Primo Levi: è il protagonista di questo romanzo, nato a Torino il 31 luglio 1919 è stato uno scrittore e
chimico. Prima di essere fatto prigioniero si era laureato in chimica. Nel 1943 venne catturato e deportato
nella BUNA, il campo di sterminio nel quale gli venne cambiato il nome nel numero 174517 tatuatogli sul
braccio destro. Nei primi tempi passati nel campo di prigionia riesce a conservare le energie, riuscendo
quindi a svolgere abbastanza facilmente le mansioni a lui assegnate, ma col passare del tempo le forze lo
abbandonano a causa della pessima alimentazione che non gli consente di recuperare le energie.

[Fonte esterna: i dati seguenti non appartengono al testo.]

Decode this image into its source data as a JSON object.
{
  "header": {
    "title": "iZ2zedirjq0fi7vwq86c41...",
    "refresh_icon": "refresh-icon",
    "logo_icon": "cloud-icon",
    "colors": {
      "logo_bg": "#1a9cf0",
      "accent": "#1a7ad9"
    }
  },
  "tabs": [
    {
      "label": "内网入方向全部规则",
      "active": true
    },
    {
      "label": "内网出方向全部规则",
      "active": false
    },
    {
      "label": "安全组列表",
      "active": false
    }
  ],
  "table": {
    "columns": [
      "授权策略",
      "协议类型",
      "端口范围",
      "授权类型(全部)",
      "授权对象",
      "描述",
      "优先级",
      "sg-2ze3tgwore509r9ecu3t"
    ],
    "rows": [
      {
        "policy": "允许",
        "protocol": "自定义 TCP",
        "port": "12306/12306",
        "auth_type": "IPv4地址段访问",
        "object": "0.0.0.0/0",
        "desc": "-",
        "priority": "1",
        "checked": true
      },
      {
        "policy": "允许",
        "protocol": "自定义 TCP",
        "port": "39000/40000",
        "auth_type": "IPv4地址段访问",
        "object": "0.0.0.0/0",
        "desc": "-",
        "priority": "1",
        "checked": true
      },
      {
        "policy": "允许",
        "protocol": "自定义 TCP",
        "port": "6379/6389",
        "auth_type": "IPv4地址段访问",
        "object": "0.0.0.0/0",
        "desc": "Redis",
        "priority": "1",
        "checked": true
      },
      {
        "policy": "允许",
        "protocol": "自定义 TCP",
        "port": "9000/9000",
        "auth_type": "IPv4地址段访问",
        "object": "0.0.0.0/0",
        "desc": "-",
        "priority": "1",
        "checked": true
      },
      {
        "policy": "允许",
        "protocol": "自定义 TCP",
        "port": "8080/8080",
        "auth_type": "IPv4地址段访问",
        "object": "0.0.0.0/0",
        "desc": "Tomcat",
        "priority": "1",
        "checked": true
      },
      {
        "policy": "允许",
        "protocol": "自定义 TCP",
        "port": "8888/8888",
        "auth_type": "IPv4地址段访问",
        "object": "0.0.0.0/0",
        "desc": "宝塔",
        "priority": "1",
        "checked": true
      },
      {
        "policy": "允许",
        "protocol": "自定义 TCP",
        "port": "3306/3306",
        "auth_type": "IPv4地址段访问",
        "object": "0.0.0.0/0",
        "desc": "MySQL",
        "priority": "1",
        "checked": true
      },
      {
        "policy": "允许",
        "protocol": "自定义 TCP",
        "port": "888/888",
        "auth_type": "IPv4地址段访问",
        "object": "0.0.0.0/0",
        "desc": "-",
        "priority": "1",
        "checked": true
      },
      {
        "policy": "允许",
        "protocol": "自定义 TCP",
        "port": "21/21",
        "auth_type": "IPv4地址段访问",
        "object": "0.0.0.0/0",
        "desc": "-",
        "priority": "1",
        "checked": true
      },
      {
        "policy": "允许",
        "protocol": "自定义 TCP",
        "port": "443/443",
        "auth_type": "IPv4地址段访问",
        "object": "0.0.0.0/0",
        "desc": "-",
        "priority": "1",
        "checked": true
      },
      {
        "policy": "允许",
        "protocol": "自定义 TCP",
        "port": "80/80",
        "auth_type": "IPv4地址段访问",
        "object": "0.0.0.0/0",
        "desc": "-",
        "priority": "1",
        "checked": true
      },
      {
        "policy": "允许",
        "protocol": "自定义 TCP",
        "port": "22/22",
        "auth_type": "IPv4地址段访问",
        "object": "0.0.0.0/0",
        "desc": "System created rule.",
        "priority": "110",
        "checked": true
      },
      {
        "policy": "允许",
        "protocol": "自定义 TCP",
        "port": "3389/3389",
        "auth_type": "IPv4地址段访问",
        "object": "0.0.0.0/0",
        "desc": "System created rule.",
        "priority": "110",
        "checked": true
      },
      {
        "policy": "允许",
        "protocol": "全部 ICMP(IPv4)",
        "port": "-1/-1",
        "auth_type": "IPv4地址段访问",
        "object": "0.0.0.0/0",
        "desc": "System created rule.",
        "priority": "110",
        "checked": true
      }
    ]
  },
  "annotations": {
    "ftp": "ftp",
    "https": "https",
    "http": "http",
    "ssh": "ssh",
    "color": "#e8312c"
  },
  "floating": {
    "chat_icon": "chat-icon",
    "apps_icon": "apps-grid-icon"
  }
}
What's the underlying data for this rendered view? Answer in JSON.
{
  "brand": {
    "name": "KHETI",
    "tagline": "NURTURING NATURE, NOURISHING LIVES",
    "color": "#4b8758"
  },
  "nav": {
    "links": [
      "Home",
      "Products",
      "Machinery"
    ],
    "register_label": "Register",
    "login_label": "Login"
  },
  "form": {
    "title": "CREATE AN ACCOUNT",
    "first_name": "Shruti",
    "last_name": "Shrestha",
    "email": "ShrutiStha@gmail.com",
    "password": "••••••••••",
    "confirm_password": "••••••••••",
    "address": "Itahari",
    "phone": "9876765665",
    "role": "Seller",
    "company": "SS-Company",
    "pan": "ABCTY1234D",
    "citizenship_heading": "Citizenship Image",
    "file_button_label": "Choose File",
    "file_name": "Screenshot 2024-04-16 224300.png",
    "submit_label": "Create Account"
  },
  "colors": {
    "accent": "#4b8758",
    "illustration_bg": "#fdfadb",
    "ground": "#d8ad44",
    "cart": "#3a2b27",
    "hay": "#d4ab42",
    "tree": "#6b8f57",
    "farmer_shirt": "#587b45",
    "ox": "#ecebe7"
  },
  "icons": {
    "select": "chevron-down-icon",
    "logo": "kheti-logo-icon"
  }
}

Alberto: era il migliore amico di Primo, un giovane venticinquenne italiano, intelligente e istintivo che,
appena entrato nel lager, ha dimostrato una grande capacità di adattamento e di gestione dei rapporti con
tutti.

Resnyk: all’inizio del racconto era il compagno di letto di Primo. È di origine polacca che ha vissuto
vent’anni a Parigi e parla molto bene il francese. Ha trent’anni ed è molto forte e robusto.
Commento:
Il libro è stato scritto da Primo Levi proprio per far conosce a tutti una delle esperienze più atroci che possa
capitare ad un uomo, infatti, l’autore descrive la sua esperienza nel campo, ma fa anche capire come il lager
sia un luogo di non ritorno, non per forza dal punto di vista della morte, ma anche mentale siccome
un’esperienza del genere ti segna a vita; all’interno del quale le persone vengono trattate come animali e
privati della loro libertà e dignità. L’autore ci rende partecipe delle sue esperienze, facendoci
immedesimare in quelli che ormai sono vecchi ricordi. In questo libro ci spiega come i prigionieri vengono
maltrattati, per esempio a ogni minimo errore venivano bastonati, malnutriti, siccome le razioni di cibo
consistevano in un pezzo di pane e zuppa, ma soprattutto gli viene tatuato un numero sul braccio, il quale
serviva a identificare ogni prigioniero, proprio come fosse il suo nome. Tutte queste cose ci fanno capire
come queste povere persone erano costrette a vivere pur non avendo fatto nulla di male, anzi l’unico
“errore” è stato quello di appartenere ad una “razza inferiore” rispetto a quella “ariana”.